Tuesday, July 20, 2010

Urban Hospital, Cultural Clash

Today I started working at Rob Ferriera hospital, an urban public hospital in Nelspruit. It is quite a contrast to last week. Moreso than I have felt yet while I have been here, I sense my “otherness.”

In the ACTS clinic last week, the patient population was totally foreign to me. A people whose lifestyle I understood poorly, and a language I didn’t speak. And although I think the doctors there have done an excellent job learning the language and the cultural practices so that they can be effective physicians, they are still very Westernized, and it was very comfortable for me to work with them. In addition, they wanted us to come, asked for us to come, and were eager for us to be there and teach.

Yesterday we arrived at the hospital, and the minister of health of this province had not sent a letter or given advanced notice that we would be there or that we had permission to be there. So yesterday we could not work, and subsequently, our position and role has been ill-defined. Today the minister of health appeared in person to give her permissions. Although all the staff have been quite kind, I can imagine it is not a great way to start your week to find people who you perceive as “auditors” to be spending the week with you.

This week, I am working with all South African physicians, which is wonderful, but I definitely feel like more of an outsider, and am feeling the cultural rub. When they shake your hand here, when you greet, it is a bit of an involved handshake, releasing, repositioning, and then releasing and going back to normal handshake position. It felt like a secret handshake to me the first day, I know I still can’t do it quite right, and I am practicing in my room out of their vision. The patients all speak another language as well, but mostly Swazi, not the SwiZulu that was spoken last week. I have picked up that “Dokotela” means doctor.

Not knowing the culture, I speak and act with more cautiousness this week, wanting to not overstep boundaries or do or say something culturally unacceptable.

In addition, today I was paired with an older male, a general practicioner (many of the physicians here, especially in the public sector do not specialize), who does most of the peds work. Upon being introduced to me, I could tell he was uncomfortable hearing that he was going to be taking advice from someone who appeared to be about 20, was a woman, and was white. While we were waiting for the first patient, he was talking about why he hadn’t specialized, why he had never been to America, etc. Almost felt like he was defending himself. I felt awful. I didn’t want him to feel emasculated or threatened by me or made to feel inferior by me. It was a challenge all morning, when I saw things being done incorrectly, to make suggestions without feeling like I was bossing him or criticizing. At one point, he left the room to see a screaming patient…I suspect he took longer than he needed to, because he told the nurse to keep sending me patients and I could see them and dismiss them without him being in the room…Maybe I am overanalyzing that. It is hard, when my main job is to teach out of what is not working and what is missing, to not FEEL like an auditor.

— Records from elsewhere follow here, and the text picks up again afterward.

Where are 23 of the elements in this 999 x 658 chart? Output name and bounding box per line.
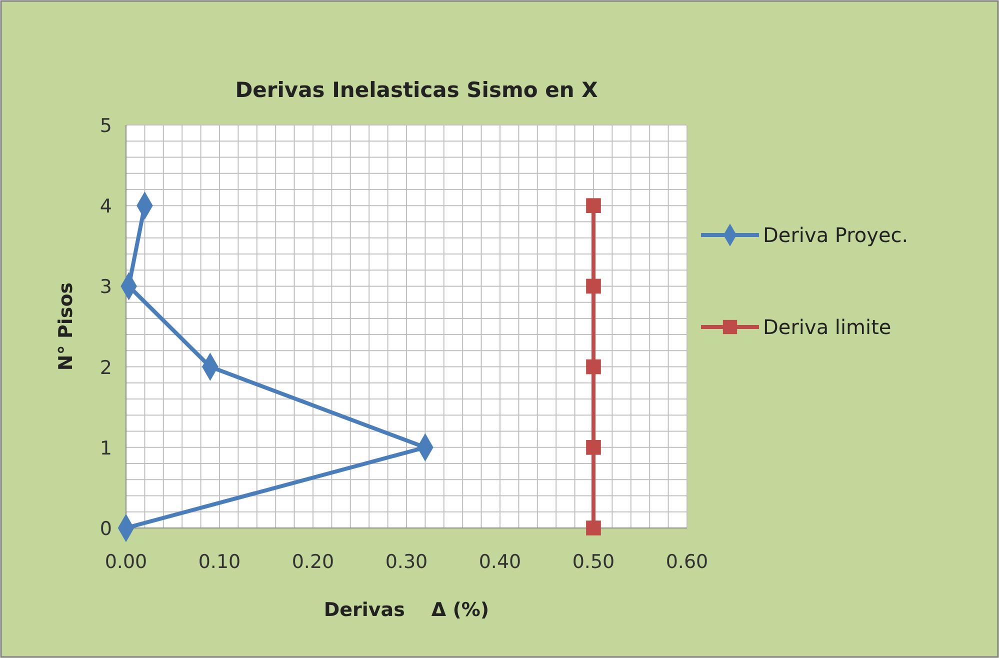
y-tick-label: 1 xyxy=(100,437,112,460)
x-tick-label: 0.00 xyxy=(104,551,148,573)
point xyxy=(586,359,601,374)
chart-title: Derivas Inelasticas Sismo en X xyxy=(235,78,598,102)
y-tick-label: 3 xyxy=(100,276,112,298)
x-tick-label: 0.20 xyxy=(292,551,334,573)
y-tick-label: 4 xyxy=(100,196,112,218)
point xyxy=(586,520,601,536)
legend-label: Deriva limite xyxy=(763,315,892,339)
x-tick-label: 0.60 xyxy=(666,551,708,573)
point xyxy=(586,278,601,294)
x-axis-title: Derivas Δ (%) xyxy=(324,599,490,621)
y-axis-title: N° Pisos xyxy=(55,282,77,371)
y-tick-label: 2 xyxy=(100,356,112,379)
x-tick-label: 0.50 xyxy=(572,551,615,573)
x-tick-label: 0.40 xyxy=(478,551,522,573)
point xyxy=(586,198,601,214)
y-tick-label: 5 xyxy=(100,115,112,137)
x-tick-label: 0.30 xyxy=(385,551,428,573)
x-tick-label: 0.10 xyxy=(198,551,241,573)
y-tick-label: 0 xyxy=(100,518,112,540)
point xyxy=(586,440,601,455)
legend-label: Deriva Proyec. xyxy=(763,223,908,247)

I have to keep encouraging myself that I can just do the best I can. I can just be as gentle as I can, as understanding as I can, to have as much wisdom as I can in the settings I am in. I hope and pray, that my heart is open, my eyes are open, and I am seeing and hearing without putting too much of my own cultural superiority on things. And that in the meanwhile, in the midst of the chaos, in the midst of trying to speak and understand a totally different cultural language, I am seeing and understanding the beauty of what is around me.

I continue to be struck by the numbers of orphans here. I think half of the pediatric patients I saw this morning were AIDS orphans. In the Mpumalanga province, approx 28% of the population is infected with HIV. That sounds like an enormous number, one that you can’t quite get your head around, but when you start to see all the orphans, a generation of children abandoned, your head starts to get around it.

I was also made aware today of how much denial and stigma exists around the disease, even a disease that is now getting political attention, that is getting national festivals around curing and preventing, that is infecting almost a THIRD of the population. Stigma and denial still exist. We saw a woman today who was 36 weeks pregnant. She is an educated woman (which is not true of the entire population). During her prenatal care for her last child in 2006, she was diagnosed with HIV. She has not since seen a dr about HIV. She did not come to the dr during this pregnancy until today, almost at her due date, knowing that medicines were necessary throughout her first pregnancy to help prevent mother to child transmission. In addition, her CD4 count is now 22, which is SEVERE immune suppression. It could have been prevented from getting that low had she presented to care at some point between 2006 and today. The only way I can explain this is denial. Denial that this disease was in her, that she was part of the stigma…Because otherwise, there is no logical explanation for why she would not come.


Anastasia Brewster said...

Thanks for sharing your reflections. I can't believe how much you are taking in on this trip. Heavy. Grateful for you.

Ruth said...

My heart too is heavy. I pray God shows you how to be a person of both grace & truth.